REPUBLIKA.CO.ID, KABUL – Pemimpin senior Taliban, Wahedullah Hashimi, mengatakan peran perempuan di Afghanistan, termasuk hak mereka bekerja, memperoleh pendidikan, dan cara berpakaian, akan diputuskan oleh dewan ulama Islam.
“Ulama kami akan memutuskan apakah anak perempuan diizinkan pergi ke sekolah atau tidak. Mereka akan memutuskan apakah mereka harus mengenakan jilbab, burqa, atau hanya kerudung plus abaya atau tidak. Itu terserah mereka,” kata Hashimi, Kamis (19/8).
Hashimi menekankan, 99,9 persen penduduk Afghanistan adalah Muslim dan mereka percaya pada Islam. "Ketika Anda percaya pada hukum, pasti Anda harus menerapkan hukum itu. Kami memiliki dewan, dewan ulama yang sangat terkemuka. Mereka akan memutuskan apa yang harus dilakukan,” ujarnya.
Pada Selasa (17/8) lalu, juru bicara Taliban, Zabihullah Mujahid, mengatakan perempuan Afghanistan akan diizinkan bekerja dan belajar.
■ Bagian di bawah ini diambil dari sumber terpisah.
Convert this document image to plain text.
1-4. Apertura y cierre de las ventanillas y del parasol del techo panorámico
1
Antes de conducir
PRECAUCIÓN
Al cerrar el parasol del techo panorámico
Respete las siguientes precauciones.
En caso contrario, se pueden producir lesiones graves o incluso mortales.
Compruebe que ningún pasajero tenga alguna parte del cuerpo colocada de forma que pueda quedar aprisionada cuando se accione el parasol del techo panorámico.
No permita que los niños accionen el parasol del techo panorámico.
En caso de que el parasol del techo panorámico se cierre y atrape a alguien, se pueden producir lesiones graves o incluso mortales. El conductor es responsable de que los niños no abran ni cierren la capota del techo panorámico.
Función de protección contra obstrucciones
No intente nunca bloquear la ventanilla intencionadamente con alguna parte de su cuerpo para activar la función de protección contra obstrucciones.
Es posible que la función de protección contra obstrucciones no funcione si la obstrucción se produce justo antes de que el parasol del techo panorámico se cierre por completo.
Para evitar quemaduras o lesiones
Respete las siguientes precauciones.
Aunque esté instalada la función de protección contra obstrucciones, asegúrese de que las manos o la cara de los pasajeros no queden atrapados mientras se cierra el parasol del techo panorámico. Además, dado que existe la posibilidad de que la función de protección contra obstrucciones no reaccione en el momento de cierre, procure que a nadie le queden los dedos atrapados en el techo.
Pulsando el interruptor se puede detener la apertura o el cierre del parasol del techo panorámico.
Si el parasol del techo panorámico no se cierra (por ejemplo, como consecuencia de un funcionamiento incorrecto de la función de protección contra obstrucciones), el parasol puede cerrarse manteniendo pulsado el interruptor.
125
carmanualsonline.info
Mereka bakal diberi ruang untuk aktif dalam masyarakat tapi dalam kerangka Islam.
Anggota komisi budaya Taliban, Enamullah Samangani, juga sempat menyerukan perempuan di Afghanistan untuk bergabung dengan pemerintahan. “Imarah Islam tidak ingin perempuan menjadi korban. Mereka harus berada dalam struktur pemerintah menurut hukum syariat,” ujarnya.
Baca juga : Aneh, Ada Presiden yang Kabur Gondol Uang Kala Kabul Jatuh
Imarah Islam adalah nama yang digunakan Taliban untuk merujuk pada negara Afghanistan. Samangani mengungkapkan, struktur pemerintahan yang bakal diterapkan Taliban di Afghanistan belum sepenuhnya jelas. “Namun berdasarkan pengalaman, harus ada kepemimpinan yang sepenuhnya Islami dan semua pihak harus bergabung,” terangnya.
Taliban sepenuhnya menguasai Afghanistan pada Ahad (15/8). Hal itu terjadi setelah mereka menduduki ibu kota, yakni Kabul, dan istana kepresidenan. Ribuan warga Kabul berusaha melarikan diri setelah Taliban menguasai kota tersebut. Namun ada pula penduduk yang memilih bertahan.
Warga yang melarikan diri dari Kabul memiliki alasan sama, yaitu mereka enggan hidup di bawah kendali Taliban. Generasi yang lebih tua khususnya masih mengingat bagaimana Taliban menerapkan hukum syariat konservatif selama masa kekuasaannya pada 1996-2001.
Kala itu tak ada hak-hak sipil, termasuk untuk kaum perempuan. Sanksi seperti rajam, amputasi, dan eksekusi publik pun diterapkan oleh Taliban. Kekuasaan Taliban berakhir saat Amerika Serikat (AS) menginvasi negara tersebut pascaserangan teror terhadap gedung World Trade Center pada 11 September 2001.